Siguen camino, pasan una noche tremenda a la intemperie y al otro día pisan el Salar. Carlos está rebosante de felicidad: aquello es un espectáculo digno de los dioses. La sal simula una inmensa laguna blanca; los cerros, en la lejanía, cambian de tono por efecto del sol. Y ahí mismo, en el punto más cercano que conoce de su hijo, muere Seneusky, el camarada improvisado... ¿Qué hacer? De repente, los miedos inundan el alma del porteño. Surge un pensamiento que hasta entonces había pasado por alto: en la Puna se cumplen las creencias de los puneños. No quiere quedarse con el cadáver de noche, le hiela la sangre pensar en la Barchila, el espectro de la muerte, que seguro le anda rondando los pasos. Sigue andando como puede, detrás de él viene la mula que carga el cuerpo del muerto. Es caminador. Muchas veces, a lo largo del relato, hará notar esta característica tan extraña para el citadino que es. Por fin da con un rancho y ese rancho es la morada de los Chutuska.

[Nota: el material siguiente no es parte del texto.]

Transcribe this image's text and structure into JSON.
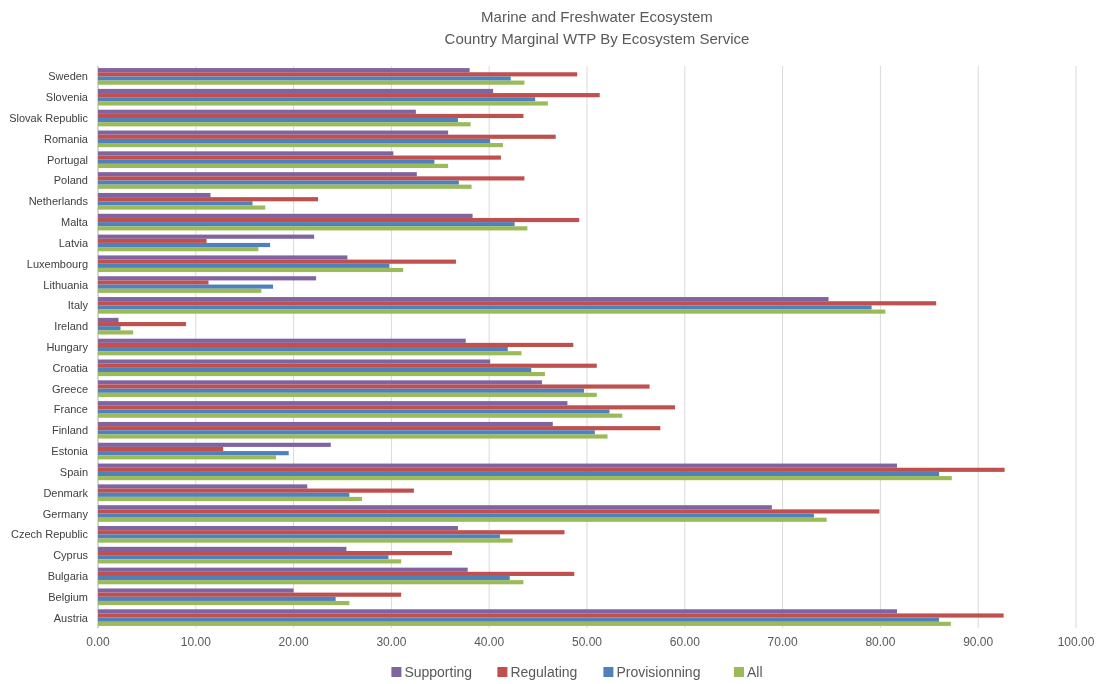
{
  "chart_data": {
    "type": "bar",
    "orientation": "horizontal",
    "title": "Marine and Freshwater Ecosystem",
    "subtitle": "Country Marginal WTP By Ecosystem Service",
    "categories": [
      "Sweden",
      "Slovenia",
      "Slovak Republic",
      "Romania",
      "Portugal",
      "Poland",
      "Netherlands",
      "Malta",
      "Latvia",
      "Luxembourg",
      "Lithuania",
      "Italy",
      "Ireland",
      "Hungary",
      "Croatia",
      "Greece",
      "France",
      "Finland",
      "Estonia",
      "Spain",
      "Denmark",
      "Germany",
      "Czech Republic",
      "Cyprus",
      "Bulgaria",
      "Belgium",
      "Austria"
    ],
    "series": [
      {
        "name": "Supporting",
        "color": "#8064a2",
        "values": [
          38.0,
          40.4,
          32.5,
          35.8,
          30.2,
          32.6,
          11.5,
          38.3,
          22.1,
          25.5,
          22.3,
          74.7,
          2.1,
          37.6,
          40.1,
          45.4,
          48.0,
          46.5,
          23.8,
          81.7,
          21.4,
          68.9,
          36.8,
          25.4,
          37.8,
          20.0,
          81.7
        ]
      },
      {
        "name": "Regulating",
        "color": "#c0504d",
        "values": [
          49.0,
          51.3,
          43.5,
          46.8,
          41.2,
          43.6,
          22.5,
          49.2,
          11.1,
          36.6,
          11.3,
          85.7,
          9.0,
          48.6,
          51.0,
          56.4,
          59.0,
          57.5,
          12.8,
          92.7,
          32.3,
          79.9,
          47.7,
          36.2,
          48.7,
          31.0,
          92.6
        ]
      },
      {
        "name": "Provisionning",
        "color": "#4f81bd",
        "values": [
          42.2,
          44.7,
          36.8,
          40.1,
          34.4,
          36.9,
          15.8,
          42.6,
          17.6,
          29.8,
          17.9,
          79.1,
          2.3,
          41.9,
          44.3,
          49.7,
          52.3,
          50.8,
          19.5,
          86.0,
          25.7,
          73.2,
          41.1,
          29.7,
          42.1,
          24.3,
          86.0
        ]
      },
      {
        "name": "All",
        "color": "#9bbb59",
        "values": [
          43.6,
          46.0,
          38.1,
          41.4,
          35.8,
          38.2,
          17.1,
          43.9,
          16.4,
          31.2,
          16.7,
          80.5,
          3.6,
          43.3,
          45.7,
          51.0,
          53.6,
          52.1,
          18.2,
          87.3,
          27.0,
          74.5,
          42.4,
          31.0,
          43.5,
          25.7,
          87.2
        ]
      }
    ],
    "xlim": [
      0,
      100
    ],
    "xticks": [
      {
        "value": 0,
        "label": "0.00"
      },
      {
        "value": 10,
        "label": "10.00"
      },
      {
        "value": 20,
        "label": "20.00"
      },
      {
        "value": 30,
        "label": "30.00"
      },
      {
        "value": 40,
        "label": "40.00"
      },
      {
        "value": 50,
        "label": "50.00"
      },
      {
        "value": 60,
        "label": "60.00"
      },
      {
        "value": 70,
        "label": "70.00"
      },
      {
        "value": 80,
        "label": "80.00"
      },
      {
        "value": 90,
        "label": "90.00"
      },
      {
        "value": 100,
        "label": "100.00"
      }
    ],
    "grid": "x",
    "legend": "bottom"
  }
}
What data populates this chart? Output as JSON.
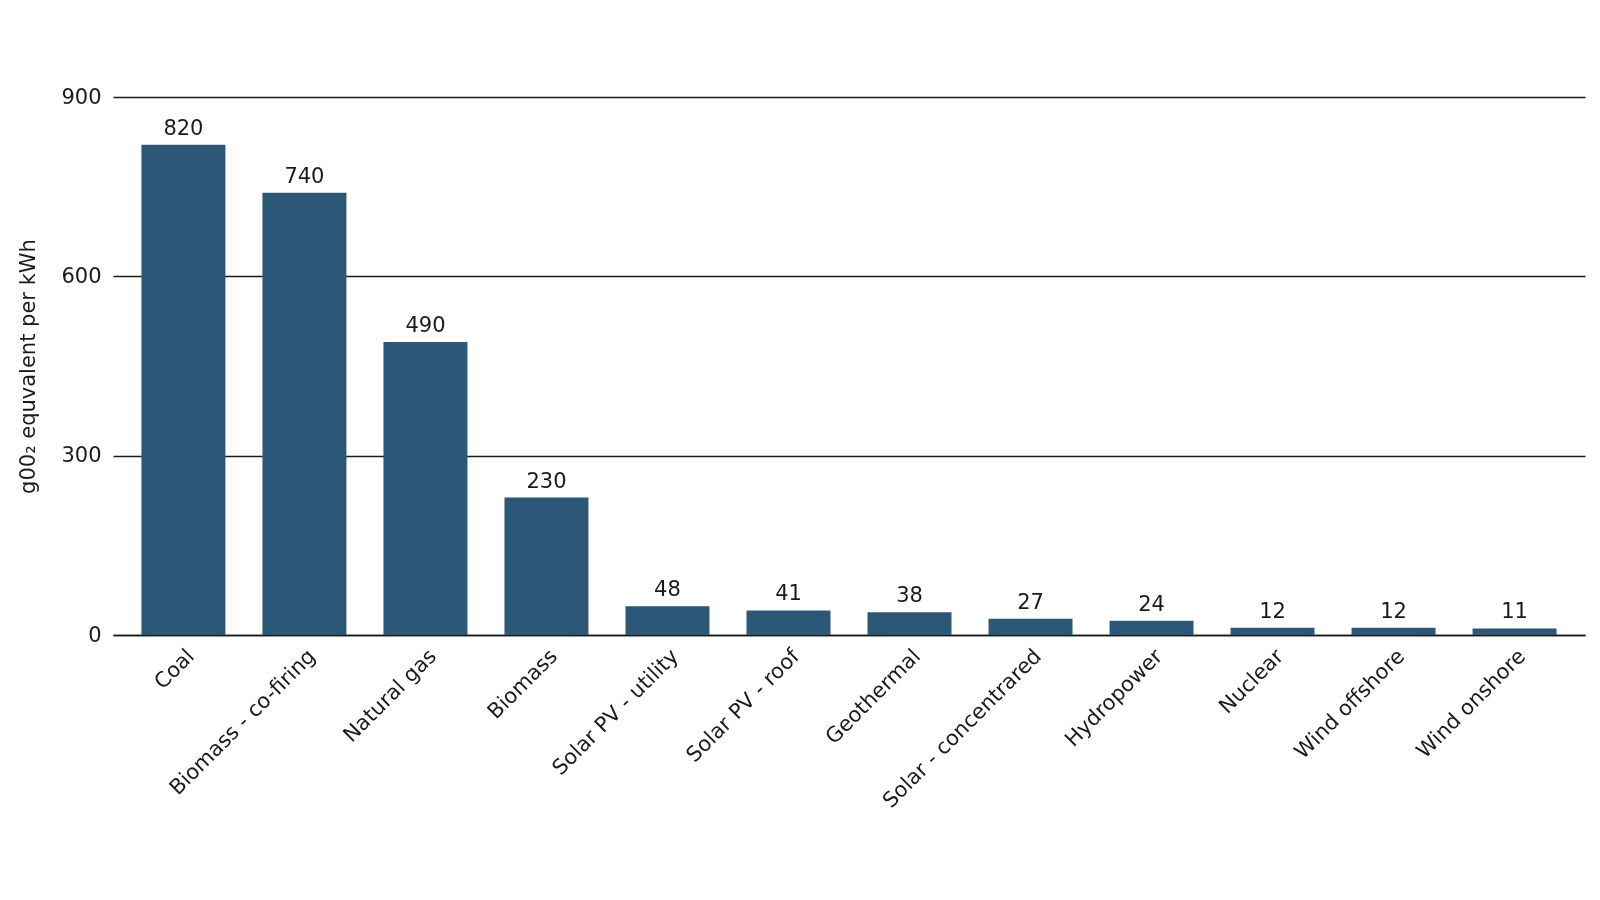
{
  "chart_data": {
    "type": "bar",
    "ylabel": "g00₂ equvalent per kWh",
    "categories": [
      "Coal",
      "Biomass - co-firing",
      "Natural gas",
      "Biomass",
      "Solar PV - utility",
      "Solar PV - roof",
      "Geothermal",
      "Solar - concentrared",
      "Hydropower",
      "Nuclear",
      "Wind offshore",
      "Wind onshore"
    ],
    "values": [
      820,
      740,
      490,
      230,
      48,
      41,
      38,
      27,
      24,
      12,
      12,
      11
    ],
    "color": "#2c5777",
    "ylim": [
      0,
      900
    ],
    "yticks": [
      0,
      300,
      600,
      900
    ],
    "grid": "y",
    "data_labels": true
  }
}
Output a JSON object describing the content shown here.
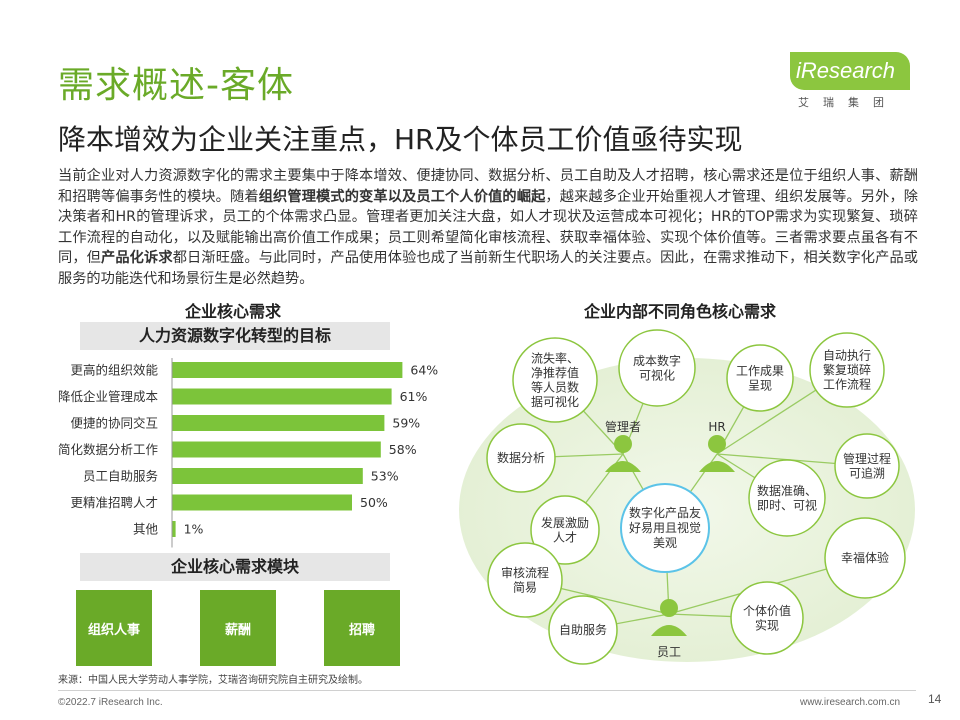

De aquí en más, y luego del reencuentro con su hijo, Carlos hará lo imposible por recuperarlo, aunque sus métodos serán siempre egoístas, infantiles e irresponsables.

(...)

La intriga de El salar se desarrolla en un terreno inextricable. Comienza con un sueño y termina en una situación ambigua, de soledad y desesperación. Los contrastes, tan patentes durante todo el relato, son los principales encargados de denunciar una forma de vida bajo la opresión constante del capitalismo, la explotación innoble que se promueve desde las ciudades y cae sobre la cabeza del hombres, mujeres y niños sin excepción.

La novela de Burgos deja así un sabor amargo. Pesimista y de incomprensión, aunque en ningún momento esta apariencia toma de lleno el relato. Son tales los parámetros de equilibrio entre los cuales se mueve el escritor tucumano que no permite un ápice de flojera sentimental. Ése quizá sea su mayor mérito: desplazar a El salar del lugar común que representa el “regionalismo” en el ideario de la literatura nacional.

El énfasis que pone Burgos en contar el infortunio de su protagonista, termina, por oposición, sacando a flote una desgracia mucho más cruenta y real, que es, al fin y al cabo, la de la familia Chutuska.